Can you hear me now in Belmont Center?

For AT&T and Verizon – each contacted the church in October 2013 on placing a tower at the church – the area along Pleasant Street which the AT&T representative Peter Cook called by its Massachusetts highway name, Route 60, has been a trouble spot for its customers.

“We do have problems on 60 and in Belmont Center,” said Cook, noting that his company has been “looking for several years for an ideal location to serve a lot of customers and businesses.”

And it’s not that Belmont is bereft of cell towers.
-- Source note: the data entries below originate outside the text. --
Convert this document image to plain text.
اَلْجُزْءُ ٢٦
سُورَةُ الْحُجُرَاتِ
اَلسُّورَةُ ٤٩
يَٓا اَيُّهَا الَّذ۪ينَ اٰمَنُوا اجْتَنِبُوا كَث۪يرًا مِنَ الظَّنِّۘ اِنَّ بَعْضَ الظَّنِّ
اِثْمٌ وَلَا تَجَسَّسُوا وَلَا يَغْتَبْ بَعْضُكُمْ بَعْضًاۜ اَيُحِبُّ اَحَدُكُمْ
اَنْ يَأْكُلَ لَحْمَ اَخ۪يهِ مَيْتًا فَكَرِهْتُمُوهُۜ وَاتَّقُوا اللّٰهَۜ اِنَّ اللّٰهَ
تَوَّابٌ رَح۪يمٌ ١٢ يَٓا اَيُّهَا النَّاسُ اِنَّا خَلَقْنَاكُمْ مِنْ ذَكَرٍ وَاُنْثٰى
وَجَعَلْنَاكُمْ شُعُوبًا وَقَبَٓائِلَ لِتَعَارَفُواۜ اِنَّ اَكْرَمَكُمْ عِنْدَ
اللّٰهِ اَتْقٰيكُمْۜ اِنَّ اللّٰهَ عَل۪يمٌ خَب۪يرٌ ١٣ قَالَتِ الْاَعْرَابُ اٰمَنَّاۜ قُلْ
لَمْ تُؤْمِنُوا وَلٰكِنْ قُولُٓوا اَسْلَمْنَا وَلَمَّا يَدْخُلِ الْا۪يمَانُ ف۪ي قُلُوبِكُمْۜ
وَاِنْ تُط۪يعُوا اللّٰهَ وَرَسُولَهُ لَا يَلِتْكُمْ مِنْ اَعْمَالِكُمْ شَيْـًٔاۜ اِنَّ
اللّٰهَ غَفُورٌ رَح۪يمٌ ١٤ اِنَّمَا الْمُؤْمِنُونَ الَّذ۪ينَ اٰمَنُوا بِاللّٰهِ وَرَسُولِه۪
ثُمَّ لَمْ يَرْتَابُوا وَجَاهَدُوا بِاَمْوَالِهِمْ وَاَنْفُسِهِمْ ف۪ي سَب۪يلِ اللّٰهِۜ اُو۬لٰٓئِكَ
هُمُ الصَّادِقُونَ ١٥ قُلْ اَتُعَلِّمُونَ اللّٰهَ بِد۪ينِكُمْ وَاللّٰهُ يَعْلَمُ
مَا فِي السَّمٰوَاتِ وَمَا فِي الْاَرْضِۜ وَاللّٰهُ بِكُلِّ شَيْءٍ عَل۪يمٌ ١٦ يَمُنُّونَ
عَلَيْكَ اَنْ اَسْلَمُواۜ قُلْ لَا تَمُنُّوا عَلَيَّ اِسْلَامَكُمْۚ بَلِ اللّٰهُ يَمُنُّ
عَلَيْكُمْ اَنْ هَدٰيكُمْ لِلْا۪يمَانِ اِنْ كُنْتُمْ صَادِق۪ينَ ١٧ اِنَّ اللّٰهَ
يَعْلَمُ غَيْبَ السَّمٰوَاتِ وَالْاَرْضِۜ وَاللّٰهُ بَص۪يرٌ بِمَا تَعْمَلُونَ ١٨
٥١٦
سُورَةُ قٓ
The Town of Homes has nine existing cell towers; two in Belmont Center (at Belmont Police headquarters and on top of Belmont Savings Bank), a giant tower adjacent to the new Highland Cemetery on Concord Avenue and one atop of 125 Trapelo Road in Cushing Square which handles the four largest cell providers (AT&T, Verizon, T-Mobile and Sprint).

“It’s not as if this is new technology to Belmont,” said Kassaraba.

If the church does decide to move forward, the would only need approval from the Planning Board to secure permission to place the cellular equipment into the steeple.

But for several in attendance, the cell tower on Pleasant Street is unnecessary and potentially harmful to those who will live within the most concentrated areas.

While saying she is for “progress,” for Elfriede Anderson, who has lived for 40 years on Pleasant Street, added “that I am also for health.” She contended that the cellular service is very good around Belmont Center – she conducts a great deal of business overseas with her mobile phone from home – and if the problem is calls being dropped in other parts of town, “they should put [a tower] up there.”

“I don’t think as a congregation that your mission should be above the health of the community,” said Anderson, who has been successfully treated for cancer.

Kassaraba countered by citing international, US and the town’s Health Board to claim that in the 15 years cell phone towers have proliferated, “there have been no adverse health impact.”

“We would not have considered this move if we had concerns of health issues,” said Kassaraba, noting that one is on the roof of a large and populated apartment building at the Hills Estates in east Belmont.

But critics point to a study that reportedly established a direct link between 7,000 cancer deaths in Belo Horizonte, Brazil’s third largest city, with that city’s cell phone network.

Noting that there is a significant number of children who use the church for after-school studying and as a preschool, Annie Wang said that 15 years are likely too short of a time to determine if “many chronic diseases” will be triggered by the radio frequency fields used to transmit the data and calls to personal devices.

“It’s not enough time to determine the potential harm, in particular for children,” said Wang.

Dr. Don Haes, a radiation safety consultant working for the church, said the level of radio fields transmitted from the steeple tower – directed towards Belmont Center and along Pleasant Street – would be, at .08 watts per kilogram, less than 1 percent of what is allowed under current safety guidelines.

While few minds were made up by the end of the meeting, Kassaraba said the church’s objective for the meeting was to show the community “that we want this to be a transparent decision, that we did not want to exclude anyone who has concerns with the process.”